14Les autres projets que nous avons étudiés, davantage tournés vers l’agroécologie ou l’économie sociale et solidaire, semblent incarner chacun à leur échelle une démarche de résistance à cette dynamique de « globalisation locale ». Malgré des histoires, des stratégies distinctes et un effet de concurrence accentué par le partage d’un même territoire, un objectif les rassemble : permettre aux producteurs qui y prennent part de se faire une place sur les marchés de niche de la phytothérapie à l’international, en valorisant les spécificités de leur production via divers outils de différenciation tels que l’indication géographique, le label biologique ou encore le commerce équitable (Pinton, 2010 ; Pinton et Congretel, 2016). Pour certains, dont les producteurs Sateré-Mawé, cette ambition passe par le refus d’adopter les ressources et pratiques proposées par l’Embrapa et ses partenaires locaux. D’autres tentent de concilier leur projet avec ces propositions. Tous, néanmoins, cherchent à prouver d’une manière ou d’une autre que leur guaraná est différent, meilleur (Congretel, 2017a).

… ou la construction de nouveaux guaranás ?

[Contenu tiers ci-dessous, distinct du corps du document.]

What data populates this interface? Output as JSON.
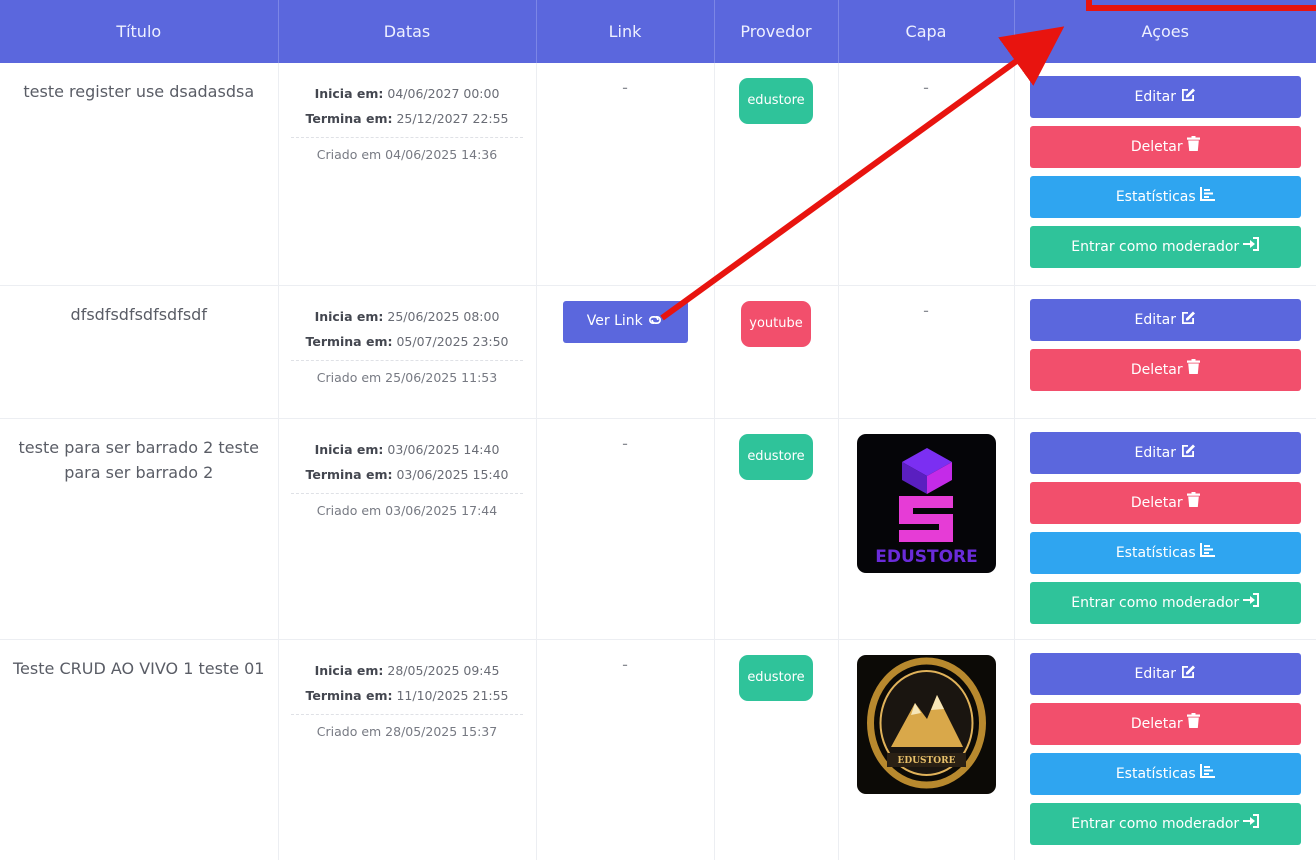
{
  "headers": [
    "Título",
    "Datas",
    "Link",
    "Provedor",
    "Capa",
    "Açoes"
  ],
  "labels": {
    "starts": "Inicia em:",
    "ends": "Termina em:",
    "dash": "-",
    "view_link": "Ver Link",
    "edit": "Editar",
    "delete": "Deletar",
    "stats": "Estatísticas",
    "moderator": "Entrar como moderador"
  },
  "rows": [
    {
      "title": "teste register use dsadasdsa",
      "starts": "04/06/2027 00:00",
      "ends": "25/12/2027 22:55",
      "created": "Criado em 04/06/2025 14:36",
      "provider": "edustore"
    },
    {
      "title": "dfsdfsdfsdfsdfsdf",
      "starts": "25/06/2025 08:00",
      "ends": "05/07/2025 23:50",
      "created": "Criado em 25/06/2025 11:53",
      "provider": "youtube"
    },
    {
      "title": "teste para ser barrado 2 teste para ser barrado 2",
      "starts": "03/06/2025 14:40",
      "ends": "03/06/2025 15:40",
      "created": "Criado em 03/06/2025 17:44",
      "provider": "edustore",
      "cover_text": "EDUSTORE"
    },
    {
      "title": "Teste CRUD AO VIVO 1 teste 01",
      "starts": "28/05/2025 09:45",
      "ends": "11/10/2025 21:55",
      "created": "Criado em 28/05/2025 15:37",
      "provider": "edustore",
      "cover_text": "EDUSTORE"
    }
  ],
  "colors": {
    "header": "#5b67dd",
    "edit": "#5b67dd",
    "delete": "#f24f6c",
    "stats": "#2fa5f0",
    "moderator": "#2fc39a",
    "annotation": "#e8140f"
  },
  "icons": {
    "edit": "pencil-square-icon",
    "delete": "trash-icon",
    "stats": "chart-bars-icon",
    "moderator": "enter-arrow-icon",
    "link": "link-icon"
  }
}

15C’est cet attachement des producteurs à singulariser « leur » guaraná dans leurs discours comme dans leurs pratiques qui nous a conduite progressivement vers la piste ontologique. Mois après mois, sur le terrain [9], force était de constater qu’au-delà des jeux de pouvoir et des stratégies de différenciation auxquels participent les discours sur les produits « de qualité », « d’origine » ou « de terroir », nous nous trouvions face à la coexistence, dans la région, de plusieurs guaranás en construction. « Le guaraná » dont parlent les uns et les autres correspond certes à la même espèce botanique, mais pas à la même plante du point de vue de ses caractéristiques matérielles ou immatérielles. Dans le cadre du projet de modernisation comme dans ceux des autres projets étudiés, les discours s’incarnent dans la mise en œuvre de nouvelles manières d’agir sur et avec la plante qui contribuent à la transformer, la multiplier. Ainsi se construisent plusieurs guaranás, dont le « guaraná amélioré » que cherchent à promouvoir l’Embrapa et l’agro-industrie ou le « waraná » des Sateré-Mawé.

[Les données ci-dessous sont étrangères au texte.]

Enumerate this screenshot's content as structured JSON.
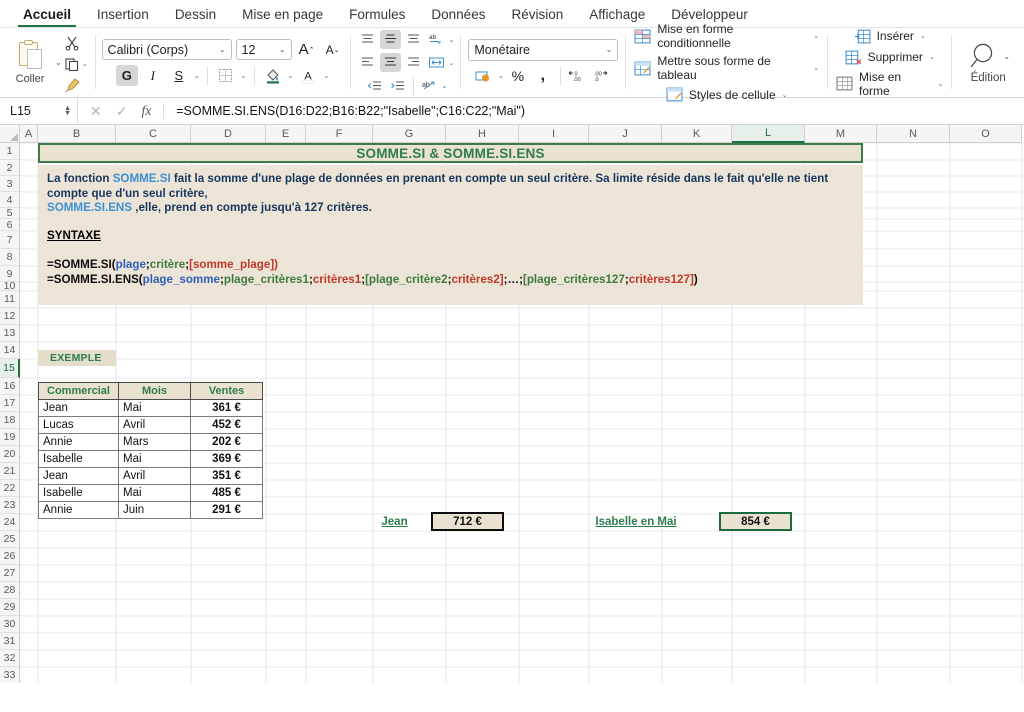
{
  "ribbon": {
    "tabs": [
      {
        "label": "Accueil",
        "active": true
      },
      {
        "label": "Insertion",
        "active": false
      },
      {
        "label": "Dessin",
        "active": false
      },
      {
        "label": "Mise en page",
        "active": false
      },
      {
        "label": "Formules",
        "active": false
      },
      {
        "label": "Données",
        "active": false
      },
      {
        "label": "Révision",
        "active": false
      },
      {
        "label": "Affichage",
        "active": false
      },
      {
        "label": "Développeur",
        "active": false
      }
    ],
    "clipboard": {
      "paste_label": "Coller"
    },
    "font": {
      "family": "Calibri (Corps)",
      "size": "12",
      "bold_label": "G",
      "italic_label": "I",
      "underline_label": "S",
      "font_color_label": "A",
      "grow_label": "A",
      "shrink_label": "A"
    },
    "number": {
      "format": "Monétaire",
      "percent_label": "%",
      "comma_label": ","
    },
    "styles": {
      "conditional": "Mise en forme conditionnelle",
      "table": "Mettre sous forme de tableau",
      "cell_styles": "Styles de cellule"
    },
    "cells": {
      "insert": "Insérer",
      "delete": "Supprimer",
      "format": "Mise en forme"
    },
    "editing": {
      "label": "Édition"
    }
  },
  "formula_bar": {
    "name_box": "L15",
    "formula": "=SOMME.SI.ENS(D16:D22;B16:B22;\"Isabelle\";C16:C22;\"Mai\")"
  },
  "grid": {
    "columns": [
      {
        "label": "A",
        "width": 18
      },
      {
        "label": "B",
        "width": 78
      },
      {
        "label": "C",
        "width": 75
      },
      {
        "label": "D",
        "width": 75
      },
      {
        "label": "E",
        "width": 40
      },
      {
        "label": "F",
        "width": 67
      },
      {
        "label": "G",
        "width": 73
      },
      {
        "label": "H",
        "width": 73
      },
      {
        "label": "I",
        "width": 70
      },
      {
        "label": "J",
        "width": 73
      },
      {
        "label": "K",
        "width": 70
      },
      {
        "label": "L",
        "width": 73,
        "selected": true
      },
      {
        "label": "M",
        "width": 72
      },
      {
        "label": "N",
        "width": 73
      },
      {
        "label": "O",
        "width": 72
      }
    ],
    "rows": [
      {
        "label": "1",
        "height": 17
      },
      {
        "label": "2",
        "height": 16
      },
      {
        "label": "3",
        "height": 16
      },
      {
        "label": "4",
        "height": 16
      },
      {
        "label": "5",
        "height": 11
      },
      {
        "label": "6",
        "height": 12
      },
      {
        "label": "7",
        "height": 18
      },
      {
        "label": "8",
        "height": 17
      },
      {
        "label": "9",
        "height": 16
      },
      {
        "label": "10",
        "height": 9
      },
      {
        "label": "11",
        "height": 17
      },
      {
        "label": "12",
        "height": 17
      },
      {
        "label": "13",
        "height": 17
      },
      {
        "label": "14",
        "height": 17
      },
      {
        "label": "15",
        "height": 19,
        "selected": true
      },
      {
        "label": "16",
        "height": 17
      },
      {
        "label": "17",
        "height": 17
      },
      {
        "label": "18",
        "height": 17
      },
      {
        "label": "19",
        "height": 17
      },
      {
        "label": "20",
        "height": 17
      },
      {
        "label": "21",
        "height": 17
      },
      {
        "label": "22",
        "height": 17
      },
      {
        "label": "23",
        "height": 17
      },
      {
        "label": "24",
        "height": 17
      },
      {
        "label": "25",
        "height": 17
      },
      {
        "label": "26",
        "height": 17
      },
      {
        "label": "27",
        "height": 17
      },
      {
        "label": "28",
        "height": 17
      },
      {
        "label": "29",
        "height": 17
      },
      {
        "label": "30",
        "height": 17
      },
      {
        "label": "31",
        "height": 17
      },
      {
        "label": "32",
        "height": 17
      },
      {
        "label": "33",
        "height": 17
      }
    ]
  },
  "sheet": {
    "banner_title": "SOMME.SI & SOMME.SI.ENS",
    "description": {
      "line1_pre": "La fonction ",
      "line1_fn": "SOMME.SI",
      "line1_post": " fait la somme d'une plage de données en prenant en compte un seul critère. Sa limite réside dans le fait qu'elle ne tient compte que d'un seul critère,",
      "line2_fn": "SOMME.SI.ENS",
      "line2_post": " ,elle, prend en compte jusqu'à 127 critères."
    },
    "syntaxe_heading": "SYNTAXE",
    "syntax1": {
      "p1": "=SOMME.SI(",
      "a1": "plage",
      "s1": ";",
      "a2": "critère",
      "s2": ";",
      "a3": "[somme_plage])"
    },
    "syntax2": {
      "p1": "=SOMME.SI.ENS(",
      "a1": "plage_somme",
      "s1": ";",
      "a2": "plage_critères1",
      "s2": ";",
      "a3": "critères1",
      "s3": ";",
      "a4": "[plage_critère2",
      "s4": ";",
      "a5": "critères2]",
      "s5": ";…;",
      "a6": "[plage_critères127",
      "s6": ";",
      "a7": "critères127]",
      "s7": ")"
    },
    "exemple_label": "EXEMPLE",
    "table": {
      "headers": [
        "Commercial",
        "Mois",
        "Ventes"
      ],
      "rows": [
        [
          "Jean",
          "Mai",
          "361 €"
        ],
        [
          "Lucas",
          "Avril",
          "452 €"
        ],
        [
          "Annie",
          "Mars",
          "202 €"
        ],
        [
          "Isabelle",
          "Mai",
          "369 €"
        ],
        [
          "Jean",
          "Avril",
          "351 €"
        ],
        [
          "Isabelle",
          "Mai",
          "485 €"
        ],
        [
          "Annie",
          "Juin",
          "291 €"
        ]
      ]
    },
    "results": {
      "label1": "Jean",
      "value1": "712 €",
      "label2": "Isabelle en Mai",
      "value2": "854 €"
    }
  },
  "colors": {
    "accent_green": "#217346",
    "banner_bg": "#e9e2d0",
    "banner_text": "#2e7d4f",
    "desc_text": "#17365d",
    "link_blue": "#3d8fd1",
    "arg_blue": "#2f5fb8",
    "arg_green": "#3f7a3f",
    "arg_red": "#c0392b"
  }
}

16Ces différents guaranás incarnent (et influencent en retour) différentes « expériences » de la plante, étroitement liées aux projets de ceux qui les promeuvent. Nous entendons par « expériences de la plante » l’ensemble des représentations, savoirs, pratiques, relations sensibles et temporalités associés à la plante par un individu ou groupe d’individus (Congretel, 2017 :33). Caractériser les processus d’innovation à l’œuvre au sein des projets étudiés impliquait donc de caractériser ces expériences, sans dissocier l’analyse de leurs diverses composantes (savoirs, pratiques, sensibilités…) et sans négliger l’intervention de la plante elle-même dans ces expériences, jusque dans les aspects matériels de son agentivité. L’approche ontologique que nous avons développée nous a permis de réaliser ce projet et de raconter ainsi « d’autres histoires » des relations contemporaines entre plantes et humains.

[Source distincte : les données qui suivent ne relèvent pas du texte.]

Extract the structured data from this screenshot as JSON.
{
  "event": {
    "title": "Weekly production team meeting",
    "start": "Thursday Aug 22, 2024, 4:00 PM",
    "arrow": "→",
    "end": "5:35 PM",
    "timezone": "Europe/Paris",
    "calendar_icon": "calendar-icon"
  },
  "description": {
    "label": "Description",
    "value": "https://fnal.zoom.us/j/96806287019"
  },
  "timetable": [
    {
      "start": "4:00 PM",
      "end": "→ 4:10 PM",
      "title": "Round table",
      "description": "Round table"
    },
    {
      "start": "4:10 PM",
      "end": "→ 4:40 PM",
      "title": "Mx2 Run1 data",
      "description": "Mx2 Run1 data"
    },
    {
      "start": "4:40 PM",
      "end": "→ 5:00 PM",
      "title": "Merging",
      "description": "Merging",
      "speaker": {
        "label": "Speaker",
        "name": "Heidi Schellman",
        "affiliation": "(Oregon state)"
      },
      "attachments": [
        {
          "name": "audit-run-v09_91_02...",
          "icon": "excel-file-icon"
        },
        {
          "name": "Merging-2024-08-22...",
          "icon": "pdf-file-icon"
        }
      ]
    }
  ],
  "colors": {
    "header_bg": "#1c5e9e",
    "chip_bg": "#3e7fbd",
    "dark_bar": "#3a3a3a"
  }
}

Décrire des ontologies de plantes

17Le terme « ontologie » désigne étymologiquement un « discours sur ce qui est » ou sur « ce qui constitue la réalité » (Pellizzoni, 2015, p. 74). Prise dans ce sens, la notion ne se réfère pas à l’essence même des « choses » qu’elle désigne, mais à la formulation d’une idée ou connaissance sur cette essence. Rapprocher l’ontologie d’un simple « point de vue » sur ce qui existerait en soi, indépendamment de ce que l’on en sait ou de ce que l’on en imagine, est alors tentant. C’est précisément ce que contestent la majorité des anthropologues qui se sont emparés de la notion, pour qui le recours à une approche ontologique du vivant doit au contraire servir à « renoncer à l’idée […] selon laquelle il y a une seule nature, et de multiples représentations culturelles » (Demeulenaere, 2017, p. 64) – voire à montrer l’existence de réalités multiples (Mol, 1999). Toutefois, les pistes proposées pour donner corps à ce programme divergent (Henare et al., 2007 ; Gad et al., 2015 ; Bertelsen et Bendixsen, 2016), pistes que contribuent à brouiller certains usages de la notion d’ontologie pour désigner des théories ou conceptualisations savantes des rapports entre sociétés humaines et autres existants (Demeulenaere, 2017). Les lignes qui suivent visent clarifier notre position dans ce champ intellectuel foisonnant, en précisant notre conception de l’ontologie et ce qu’elle implique pour l’enquête.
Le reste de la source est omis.